2

I want to determine whether or not I get the same regression results when doing regression of $x$ on $y$ and of $y$ on $x$.

Using R's built in lm function I get the following results.

##
## Call:
## lm(formula = y ~ x, data = df1)
##
## Residuals:
## Min 1Q Median 3Q Max
## -1.92127 -0.45577 -0.04136 0.70941 1.83882
##
## Coefficients:
## Estimate Std. Error t value Pr(>|t|)
## (Intercept) 3.0001 1.1247 2.667 0.02573 *
## x 0.5001 0.1179 4.241 0.00217

And

##
## Call:
## lm(formula = x ~ y, data = df1)
##
## Residuals:
## Min 1Q Median 3Q Max
## -2.6522 -1.5117 -0.2657 1.2341 3.8946
##
## Coefficients:
## Estimate Std. Error t value Pr(>|t|)
## (Intercept) -0.9975 2.4344 -0.410 0.69156
## y 1.3328 0.3142 4.241 0.00217

I figured that if the regression lines are the same then

$$y_1 = \alpha + \beta x_1 \Longleftrightarrow x_1 = \frac{y_1- \alpha}{\beta}$$

from lm(y ~ x, data = df1) and

$$x_2 = \alpha_2 + \beta_2 y_2$$

from lm(x ~ y, data = df1) should match up. (Is this correct?)

In my case that would give us (for $y = 1$)
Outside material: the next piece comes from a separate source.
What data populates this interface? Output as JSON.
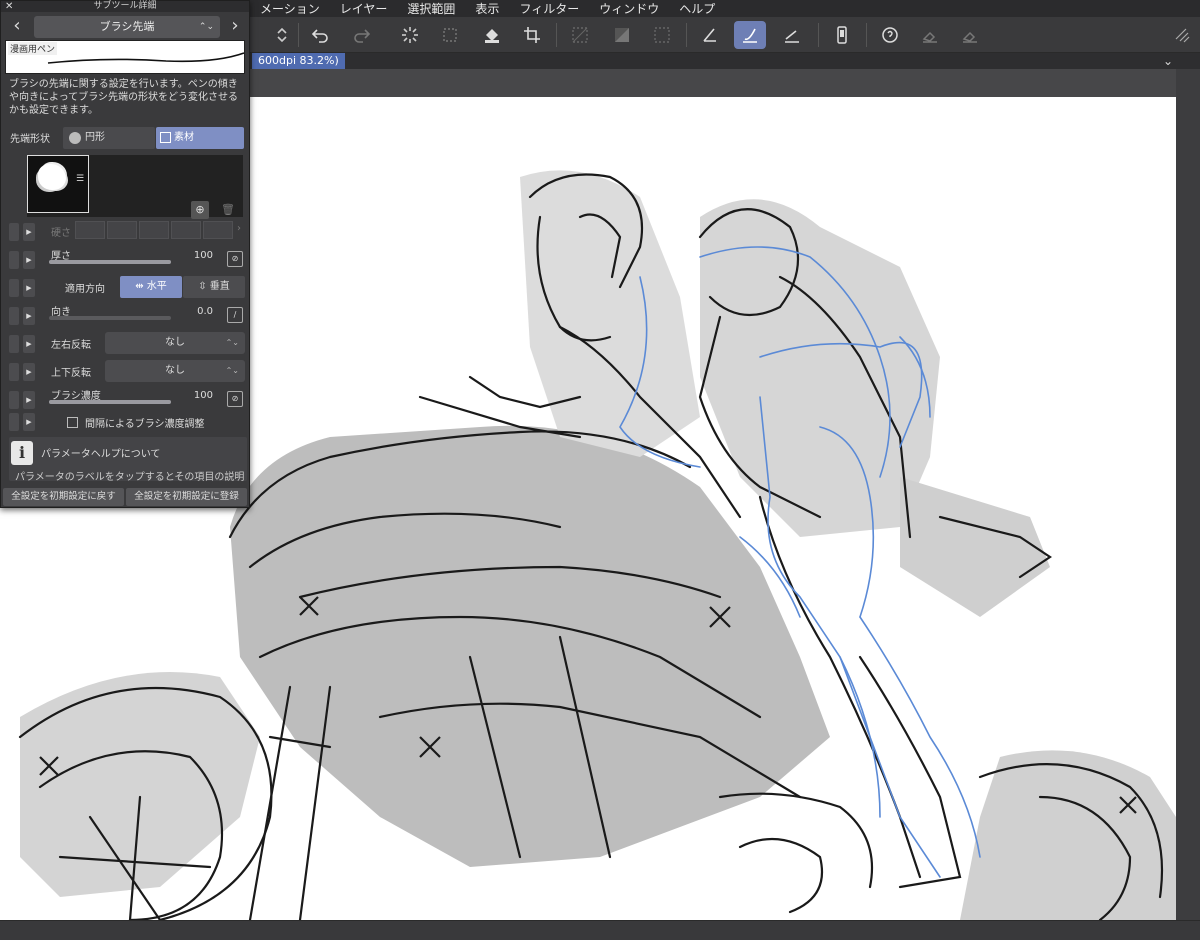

$$\begin{align*}x_1 = \frac{y_1- \alpha}{\beta} = \frac{1 - 3.0001}{0.5001} \approx -3.9994 \\ x_2 = \alpha_2 + \beta_2 y_2 = -0.9975 + 1.3328y = 0.3353 \end{align*}$$

So $x_1 \neq x_2$ and thus there is a difference between linear regression of $y$ on $x$ and that of $x$ on $y$.

Is this correct?

Thanks in advance.

Dayne
  • 2,113
  • 1
  • 7
  • 24
Mevve
  • 155
  • 4
  • 1
    You are forgetting the error term in your equations. There are other issues as well but that should be the start. Please also see [this](https://stats.stackexchange.com/questions/22718/what-is-the-difference-between-linear-regression-on-y-with-x-and-x-with-y). – Dayne Oct 30 '20 at 17:33

2 Answers2

4

In the case of a simple linear regression:

$$y = \alpha + \beta x + \epsilon$$

Beta can be estimated via $\beta = \frac{\text{Cov}(x,y)}{\text{Var}(x)}$. And so if we flip x and y, the covariance stays the same, it is only the denominator part for the variance that changes. So from there I imagine you can work out when they will (or will not) be equal!

Andy W
  • 15,245
  • 8
  • 69
  • 191
3

It depends on your loss function. A common way is to minimalize the residual sum of squares (case $y \sim x$):

$$ \sum_{i=1}^n (y_i - \alpha - \beta x_i)^2 \rightarrow min$$

This is what your function in R does. It takes into consideration only the vertical distance (in the case when $y$ is your vertical axis).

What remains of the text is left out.